Vivir en sociedad es harto complicado para una cantidad bastante grande de personas, tal vez muchas más de lo que podemos pensar en un inicio. Vivir en sociedad supone un reto titánico al que enfrentarse a diario, pero del mismo modo, es un reto que la mayor parte de esas personas consiguen superar siempre un día más. Y esa supervivencia les convierte en personas aptas y en muchos sentidos, más empáticas hacia el resto de gente con la que conviven.
Luego tenemos al tipo de persona que se jacta de saber hacerlo, pero la idea que tiene de sociedad gira en torno a sí misma. Un mundo egocéntrico que rota sobre el eje de su propio carácter egomaníaco y no puede moverse un solo milímetro de dicho eje, porque entonces todo su universo puede desaparecer. Son muchos, y son un grave problema de cara al buen desarrollo de una sociedad sana. Por supuesto tienen que existir, porque de otro modo entraríamos en divagaciones de sociedades planificadas que no conducen a ningún lugar. Pero no por poder existir, tenemos que permitir que su verborrea vacía nos conduzca a todos los demás por esos derroteros fratricidas que pregonan siempre que tienen la oportunidad, aunque nadie se lo pida.

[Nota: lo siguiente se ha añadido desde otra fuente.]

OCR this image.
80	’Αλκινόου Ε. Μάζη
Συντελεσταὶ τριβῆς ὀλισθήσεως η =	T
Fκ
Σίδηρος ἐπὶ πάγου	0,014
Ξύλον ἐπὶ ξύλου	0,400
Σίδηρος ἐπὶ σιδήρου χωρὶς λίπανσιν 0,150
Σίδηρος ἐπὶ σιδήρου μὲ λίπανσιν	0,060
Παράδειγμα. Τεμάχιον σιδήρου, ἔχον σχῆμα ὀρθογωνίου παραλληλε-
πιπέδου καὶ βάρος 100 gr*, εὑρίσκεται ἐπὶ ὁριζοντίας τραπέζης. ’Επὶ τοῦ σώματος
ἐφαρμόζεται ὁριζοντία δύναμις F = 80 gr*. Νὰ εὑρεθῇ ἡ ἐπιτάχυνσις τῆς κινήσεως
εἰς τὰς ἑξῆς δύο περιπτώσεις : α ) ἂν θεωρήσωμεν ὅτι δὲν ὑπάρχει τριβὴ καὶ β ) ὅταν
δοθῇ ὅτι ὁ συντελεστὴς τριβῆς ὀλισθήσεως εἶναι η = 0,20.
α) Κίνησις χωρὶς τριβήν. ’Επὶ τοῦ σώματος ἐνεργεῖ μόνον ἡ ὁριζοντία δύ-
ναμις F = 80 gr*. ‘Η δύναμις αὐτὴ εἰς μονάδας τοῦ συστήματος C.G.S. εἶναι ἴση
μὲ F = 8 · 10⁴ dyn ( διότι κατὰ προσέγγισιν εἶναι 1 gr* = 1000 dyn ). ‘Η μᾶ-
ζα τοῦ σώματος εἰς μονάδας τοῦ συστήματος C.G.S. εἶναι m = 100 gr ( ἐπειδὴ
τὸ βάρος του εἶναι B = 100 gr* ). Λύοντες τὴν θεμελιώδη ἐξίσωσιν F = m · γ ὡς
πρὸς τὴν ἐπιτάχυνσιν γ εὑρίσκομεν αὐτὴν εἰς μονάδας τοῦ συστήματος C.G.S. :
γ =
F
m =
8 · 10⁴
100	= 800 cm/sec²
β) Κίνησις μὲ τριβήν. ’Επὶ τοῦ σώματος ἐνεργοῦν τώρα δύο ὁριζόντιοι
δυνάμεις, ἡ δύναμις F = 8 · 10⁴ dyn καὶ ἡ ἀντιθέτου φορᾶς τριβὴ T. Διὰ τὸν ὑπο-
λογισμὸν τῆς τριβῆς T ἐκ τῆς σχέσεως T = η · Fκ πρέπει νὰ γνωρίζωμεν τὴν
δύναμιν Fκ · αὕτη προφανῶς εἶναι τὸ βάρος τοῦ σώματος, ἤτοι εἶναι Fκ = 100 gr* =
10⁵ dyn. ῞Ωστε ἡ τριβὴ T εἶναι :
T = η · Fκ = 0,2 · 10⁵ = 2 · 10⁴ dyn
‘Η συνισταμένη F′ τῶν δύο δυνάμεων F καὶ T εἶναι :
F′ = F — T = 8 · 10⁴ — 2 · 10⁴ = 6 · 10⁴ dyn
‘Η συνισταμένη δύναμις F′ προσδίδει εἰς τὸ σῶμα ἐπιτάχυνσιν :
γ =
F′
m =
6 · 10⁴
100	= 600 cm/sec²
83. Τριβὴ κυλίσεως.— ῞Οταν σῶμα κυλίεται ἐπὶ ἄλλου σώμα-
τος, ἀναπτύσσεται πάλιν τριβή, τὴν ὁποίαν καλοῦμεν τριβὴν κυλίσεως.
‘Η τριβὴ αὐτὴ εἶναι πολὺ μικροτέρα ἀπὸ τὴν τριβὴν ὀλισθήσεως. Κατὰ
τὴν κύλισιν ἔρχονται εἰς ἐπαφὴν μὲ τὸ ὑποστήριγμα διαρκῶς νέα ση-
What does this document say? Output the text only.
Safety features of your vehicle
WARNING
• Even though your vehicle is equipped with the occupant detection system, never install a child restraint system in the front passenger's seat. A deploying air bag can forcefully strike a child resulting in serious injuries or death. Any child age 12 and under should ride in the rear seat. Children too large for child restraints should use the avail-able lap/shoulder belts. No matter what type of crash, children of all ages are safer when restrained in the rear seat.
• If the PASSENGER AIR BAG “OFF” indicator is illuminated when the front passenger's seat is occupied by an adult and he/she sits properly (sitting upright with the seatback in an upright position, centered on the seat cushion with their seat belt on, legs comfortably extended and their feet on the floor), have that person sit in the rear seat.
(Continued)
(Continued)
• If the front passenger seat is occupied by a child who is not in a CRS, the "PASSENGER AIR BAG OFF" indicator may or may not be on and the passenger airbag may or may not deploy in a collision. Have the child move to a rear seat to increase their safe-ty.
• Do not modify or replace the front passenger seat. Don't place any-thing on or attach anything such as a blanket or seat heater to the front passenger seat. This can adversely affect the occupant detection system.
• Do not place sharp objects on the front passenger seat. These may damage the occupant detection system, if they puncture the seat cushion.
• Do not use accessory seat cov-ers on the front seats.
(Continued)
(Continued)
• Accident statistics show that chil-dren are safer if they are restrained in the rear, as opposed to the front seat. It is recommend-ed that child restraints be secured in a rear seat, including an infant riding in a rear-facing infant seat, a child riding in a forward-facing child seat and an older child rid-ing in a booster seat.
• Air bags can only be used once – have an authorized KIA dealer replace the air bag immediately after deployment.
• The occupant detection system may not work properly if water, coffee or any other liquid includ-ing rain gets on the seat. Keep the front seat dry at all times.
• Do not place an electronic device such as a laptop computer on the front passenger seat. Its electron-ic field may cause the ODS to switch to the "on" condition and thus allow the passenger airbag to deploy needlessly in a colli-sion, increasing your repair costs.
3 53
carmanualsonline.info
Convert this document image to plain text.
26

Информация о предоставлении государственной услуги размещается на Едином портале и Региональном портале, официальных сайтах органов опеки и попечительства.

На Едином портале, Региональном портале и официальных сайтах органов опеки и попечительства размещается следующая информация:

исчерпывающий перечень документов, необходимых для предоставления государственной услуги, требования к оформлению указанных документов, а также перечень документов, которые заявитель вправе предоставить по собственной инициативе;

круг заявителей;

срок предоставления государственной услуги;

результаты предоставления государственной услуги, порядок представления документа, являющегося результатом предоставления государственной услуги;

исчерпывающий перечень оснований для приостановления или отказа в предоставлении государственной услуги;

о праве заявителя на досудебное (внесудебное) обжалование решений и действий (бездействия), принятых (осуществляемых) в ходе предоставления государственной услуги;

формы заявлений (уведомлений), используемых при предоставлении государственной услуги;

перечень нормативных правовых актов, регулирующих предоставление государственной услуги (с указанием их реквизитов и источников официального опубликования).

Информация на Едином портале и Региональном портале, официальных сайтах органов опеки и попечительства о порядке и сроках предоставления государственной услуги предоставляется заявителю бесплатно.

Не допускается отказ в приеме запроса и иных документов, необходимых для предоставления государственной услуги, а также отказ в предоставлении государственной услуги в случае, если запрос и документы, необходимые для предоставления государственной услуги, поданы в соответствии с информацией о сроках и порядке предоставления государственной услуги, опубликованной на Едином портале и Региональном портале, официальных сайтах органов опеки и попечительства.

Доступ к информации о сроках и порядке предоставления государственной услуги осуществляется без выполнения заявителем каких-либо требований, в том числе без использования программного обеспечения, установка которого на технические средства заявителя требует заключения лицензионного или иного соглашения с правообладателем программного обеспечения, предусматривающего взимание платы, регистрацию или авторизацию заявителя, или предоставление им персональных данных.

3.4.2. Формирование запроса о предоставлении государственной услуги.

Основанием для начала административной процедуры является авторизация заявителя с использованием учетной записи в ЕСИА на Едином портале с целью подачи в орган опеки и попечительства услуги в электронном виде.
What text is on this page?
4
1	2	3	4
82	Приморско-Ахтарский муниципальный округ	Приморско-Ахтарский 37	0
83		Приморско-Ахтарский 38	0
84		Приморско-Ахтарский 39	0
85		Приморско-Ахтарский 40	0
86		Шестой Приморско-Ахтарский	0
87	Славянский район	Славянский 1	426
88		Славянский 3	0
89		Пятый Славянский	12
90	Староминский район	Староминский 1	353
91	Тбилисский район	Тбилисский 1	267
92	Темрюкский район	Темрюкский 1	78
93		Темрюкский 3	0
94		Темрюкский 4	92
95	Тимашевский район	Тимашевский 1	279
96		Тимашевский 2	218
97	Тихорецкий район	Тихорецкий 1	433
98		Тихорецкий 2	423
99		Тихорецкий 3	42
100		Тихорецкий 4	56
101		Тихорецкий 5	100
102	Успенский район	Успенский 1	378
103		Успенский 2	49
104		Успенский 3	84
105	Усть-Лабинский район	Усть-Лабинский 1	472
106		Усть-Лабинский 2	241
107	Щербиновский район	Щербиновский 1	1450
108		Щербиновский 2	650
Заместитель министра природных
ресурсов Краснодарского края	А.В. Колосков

La empatía no es un unicornio que huye despavorido al primer vistazo de la persona correcta, es una forma de ser que te conduce por el camino de encontrarte con una mejor versión de ti mismo. Hay actos que conforman en su gratuidad, el placer de llevarlos a cabo porque lo impagable de la comprensión de un desconocido es una realidad que en su intangibilidad, apenas podemos percibir. Por eso mismo escasea tanto, tal vez por el temor a mostrarnos erróneamente débiles ante el fallo ajeno, el demostrar que en el enfado hay una frustración que también es capaz de convivir con la comprensión. Porque denostar siempre será un camino sencillo, no nos hace tener que pensar demasiado ni nos otorga la capa de culpabilidad que llevamos siempre con nosotros. Al revés, pareciera que la hace disiparse entre los nubarrones que delinean el cielo lluvioso. Pero se puede, al menos, intentar con algo de empeño.
La empatía no decrece por bajar la cabeza y admitir el error, la empatía es un escudo ante el mal humor y el derrotismo. Es la espada que se mide con bravura ante el estilete del dragón de aliento ígneo. Tergiversar el mundo y doblar el sistema hasta que se adapte a tus egoístas necesidades, no es un camino que se deba tomar, adaptarte a lo que existe y pedir un cambio que se amolde a todos nosotros, si es un camino que puede andarse. Requiere de una paciencia infinita, pero cuando en la sala de espera vas a estar siempre acompañado, quizás vale más que la necesidad se moldee en base a lo que muchos requieren y no a hacia lo que uno se encapriche.
Porque el mundo no gira en torno a las necesidades de uno, y cuando crecemos se requiere de nosotros un mínimo de madurez para no ser niños de teta que patalean cuando algo no sale como ellos creen que debe salir. Y dentro de este enorme problema brilla la carencia de empatía. Esa palabreja de recóndito significado que atenta contra nuestro carácter inalterable, parece ser. Empatía hacia el trabajador cansado, empatía hacia el peatón perdido, empatía hacia el niño superado, empatía hacia cualquiera que muestre un comportamiento anómalo y no sepamos el trasfondo de toda su historia. Y máxime, empatía, cuando luego tú eres el primero que lloriquea por las esquinas porque ‘el mundo no te comprende’, porque si el victimismo es tu credo, la empatía debería ser tu sacramento.
Pero de eso está lleno el mundo, ¿no es así?, de personas que piden comprensión y son incapaces de comprender el mecanismo de un cebollino. Viva la Pepa.